See also: Credit Suisse seeks salvation in digital transformation

With the shift to remote work organisations and even governments around the world are struggling to persuade staff to move away from the sheer convenience and ubiquity of WhatsApp and Telegram.

Banks, on this front, are clearly facing more scrutiny than governments.

In March 2022 transparency campaigners accused British ministers of conducting “government by WhatsApp” in the UK’s third-highest court, claiming that the widespread use by ministers and civil servants of self-destructing messages “on insecure platforms” including in the pandemic response was unlawful.

“Vast sums of public money pass hands following deals cooked up, in whole or in part, through these untraceable channels. They make it difficult or impossible for civil servants to act as proper stewards of public money. They pose a profound risk to national security… And their use guts the clear public interest… in good record-keeping” – that was according to non-profit the Good Law Project, which brought the case.

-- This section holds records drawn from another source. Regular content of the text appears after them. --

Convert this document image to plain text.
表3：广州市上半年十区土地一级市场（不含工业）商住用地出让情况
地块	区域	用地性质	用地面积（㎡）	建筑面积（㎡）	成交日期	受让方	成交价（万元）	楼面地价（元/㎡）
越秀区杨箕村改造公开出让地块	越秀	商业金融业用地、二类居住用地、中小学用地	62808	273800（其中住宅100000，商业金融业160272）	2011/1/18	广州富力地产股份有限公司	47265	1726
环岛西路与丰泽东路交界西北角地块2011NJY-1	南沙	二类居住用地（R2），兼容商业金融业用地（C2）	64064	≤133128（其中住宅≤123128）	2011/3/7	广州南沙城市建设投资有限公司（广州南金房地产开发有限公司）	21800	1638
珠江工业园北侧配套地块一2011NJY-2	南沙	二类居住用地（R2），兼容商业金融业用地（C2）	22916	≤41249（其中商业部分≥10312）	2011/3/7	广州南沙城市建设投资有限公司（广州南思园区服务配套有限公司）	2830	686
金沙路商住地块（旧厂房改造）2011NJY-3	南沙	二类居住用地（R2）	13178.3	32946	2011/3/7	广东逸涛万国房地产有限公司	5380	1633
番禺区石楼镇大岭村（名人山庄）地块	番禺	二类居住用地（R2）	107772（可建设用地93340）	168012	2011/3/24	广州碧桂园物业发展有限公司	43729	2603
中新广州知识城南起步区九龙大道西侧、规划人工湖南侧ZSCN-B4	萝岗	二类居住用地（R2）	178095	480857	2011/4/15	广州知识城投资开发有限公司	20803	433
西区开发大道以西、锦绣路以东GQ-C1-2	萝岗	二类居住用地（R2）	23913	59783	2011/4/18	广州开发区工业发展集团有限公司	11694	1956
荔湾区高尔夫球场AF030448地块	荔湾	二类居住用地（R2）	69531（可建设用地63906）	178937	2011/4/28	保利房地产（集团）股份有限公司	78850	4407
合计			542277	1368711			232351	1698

Yet despite finding that “Ministers, civil servants and unpaid Government advisors” had used WhatsApp widely, including its auto-delete function, the High Court on April 29, 2022 agreed with ministers including the Prime Minister that there was no legal duty on them to avoid the use of either WhatsApp or self-deleting messages.

Whilst there was legitimate public interest in retaining public messages, there was no legally binding requirement under the 1958 Public Records Act, the court found, saying the law left a “wide margin of discretion to the relevant body” and adding that Cabinet Office guidance explicitly urged the use of instant messaging.

The Good Law Project described this as “a decision with profoundly troubling consequences for those with interests in transparency, national security, and public record-keeping”.